В фильме "У озера" Жаков, сыгравший одну из главных ролей, снялся помимо разговорных сцен в нескольких немых эпизодах, под которые потом подкладывался закадровый монолог героини. Приглядитесь при случае, как не одинаков он в этих немых эпизодах, как, например, по-разному пользуется он жестом на общем плане, на среднем, как понимает он возможности экрана, потребности зрителя и, соответственно, должную меру пластической выразительности своего героя.
В той картине, кстати, перед режиссером и актерами не раз возникали задачи, требовавшие, если можно так сказать, относительной самостоятельности, разделения пластических и речевых средств.
Мне было важно, скажем, в большой сцене, где Лена Бармина читает "Скифов" Блока, более всего позаботиться о том, чтобы в этих кадрах душа героини была обращена к Василию Черныху, к человеку, которого она полюбила, чтобы вслух между ними шел один разговор, а немым, но столь же внятным был другой. Этой цели служило все: игра актеров, построение кадров, монтаж.

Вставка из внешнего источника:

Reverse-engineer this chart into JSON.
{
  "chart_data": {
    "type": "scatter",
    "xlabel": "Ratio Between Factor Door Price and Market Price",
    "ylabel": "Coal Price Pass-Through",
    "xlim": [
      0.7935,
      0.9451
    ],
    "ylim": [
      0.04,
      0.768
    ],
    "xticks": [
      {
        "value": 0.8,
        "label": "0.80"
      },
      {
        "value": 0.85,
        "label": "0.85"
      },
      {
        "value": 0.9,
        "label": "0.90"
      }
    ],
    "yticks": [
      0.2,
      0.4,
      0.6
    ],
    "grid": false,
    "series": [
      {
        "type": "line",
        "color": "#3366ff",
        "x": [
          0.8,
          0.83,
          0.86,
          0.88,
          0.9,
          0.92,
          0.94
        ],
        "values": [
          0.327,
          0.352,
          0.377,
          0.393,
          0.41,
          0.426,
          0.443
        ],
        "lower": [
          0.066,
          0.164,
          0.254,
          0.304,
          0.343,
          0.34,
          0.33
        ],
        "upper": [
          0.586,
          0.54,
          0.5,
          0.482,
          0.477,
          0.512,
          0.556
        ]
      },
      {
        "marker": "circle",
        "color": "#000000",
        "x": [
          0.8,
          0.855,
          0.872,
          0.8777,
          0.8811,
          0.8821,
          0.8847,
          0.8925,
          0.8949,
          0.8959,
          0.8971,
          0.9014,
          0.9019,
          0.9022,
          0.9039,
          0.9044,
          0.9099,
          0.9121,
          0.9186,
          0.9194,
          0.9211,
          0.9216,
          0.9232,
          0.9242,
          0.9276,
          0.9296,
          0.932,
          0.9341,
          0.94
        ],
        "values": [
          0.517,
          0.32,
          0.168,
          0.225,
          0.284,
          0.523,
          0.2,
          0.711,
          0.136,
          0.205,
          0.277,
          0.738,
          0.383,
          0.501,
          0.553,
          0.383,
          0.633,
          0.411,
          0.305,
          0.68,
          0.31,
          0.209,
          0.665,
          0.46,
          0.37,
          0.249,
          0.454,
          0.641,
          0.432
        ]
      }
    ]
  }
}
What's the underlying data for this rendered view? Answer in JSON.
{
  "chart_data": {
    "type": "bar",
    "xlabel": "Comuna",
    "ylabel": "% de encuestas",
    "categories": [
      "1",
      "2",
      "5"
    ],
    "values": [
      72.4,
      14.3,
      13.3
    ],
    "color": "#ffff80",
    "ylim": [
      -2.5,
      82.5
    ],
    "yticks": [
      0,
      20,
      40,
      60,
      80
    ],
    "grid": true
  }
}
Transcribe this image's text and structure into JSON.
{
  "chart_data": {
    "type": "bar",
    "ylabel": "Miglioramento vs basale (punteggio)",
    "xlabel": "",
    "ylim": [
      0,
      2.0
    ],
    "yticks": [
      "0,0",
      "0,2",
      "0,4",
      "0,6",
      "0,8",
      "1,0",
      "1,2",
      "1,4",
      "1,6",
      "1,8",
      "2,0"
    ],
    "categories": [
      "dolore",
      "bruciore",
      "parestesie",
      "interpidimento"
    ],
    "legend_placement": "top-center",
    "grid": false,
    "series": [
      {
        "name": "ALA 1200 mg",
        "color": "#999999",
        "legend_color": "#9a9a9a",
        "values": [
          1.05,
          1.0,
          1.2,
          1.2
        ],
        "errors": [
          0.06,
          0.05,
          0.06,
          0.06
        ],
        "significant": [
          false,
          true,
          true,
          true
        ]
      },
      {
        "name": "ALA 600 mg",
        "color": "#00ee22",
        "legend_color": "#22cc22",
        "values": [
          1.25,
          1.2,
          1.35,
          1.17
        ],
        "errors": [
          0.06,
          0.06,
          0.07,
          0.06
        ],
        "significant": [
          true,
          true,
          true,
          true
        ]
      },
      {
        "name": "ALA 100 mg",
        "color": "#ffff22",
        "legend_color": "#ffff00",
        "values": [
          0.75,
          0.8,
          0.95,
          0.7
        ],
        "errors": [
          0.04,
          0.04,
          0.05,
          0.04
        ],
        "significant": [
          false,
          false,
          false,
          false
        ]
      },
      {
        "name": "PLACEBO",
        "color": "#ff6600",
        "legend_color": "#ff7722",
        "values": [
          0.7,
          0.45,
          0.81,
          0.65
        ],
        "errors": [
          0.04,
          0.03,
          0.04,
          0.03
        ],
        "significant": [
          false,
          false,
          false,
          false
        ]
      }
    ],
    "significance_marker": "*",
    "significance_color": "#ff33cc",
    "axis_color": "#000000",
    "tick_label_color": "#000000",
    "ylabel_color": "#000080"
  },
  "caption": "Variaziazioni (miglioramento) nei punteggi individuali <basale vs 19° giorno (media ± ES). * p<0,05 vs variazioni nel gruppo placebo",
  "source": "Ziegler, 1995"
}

Нам дороги в искусстве такие способы исследования и отображения, которые не мешают живому человеку, появившемуся на экране, раскрыться просторно, действовать от себя сообразно со своей натурой - жить.
Вы занимаетесь в школе, которая нетерпима ко всякого рода изображательству, ко всякого рода иллюстративным пересказам сюжетных ситуаций. Для творческой деятельности, к которой вы себя готовите, существенно понять, что и как происходит в жизни с человеком, что его ранит или радует, как поражает или унижает душу, как возносит ее на уровень постижения и счастья. Пластическая образность помогает обозначить черты душевного состояния.
И все же для меня наиболее полное раскрытие мысли и чувства доступно пластике лишь в союзе с могучей силой слова.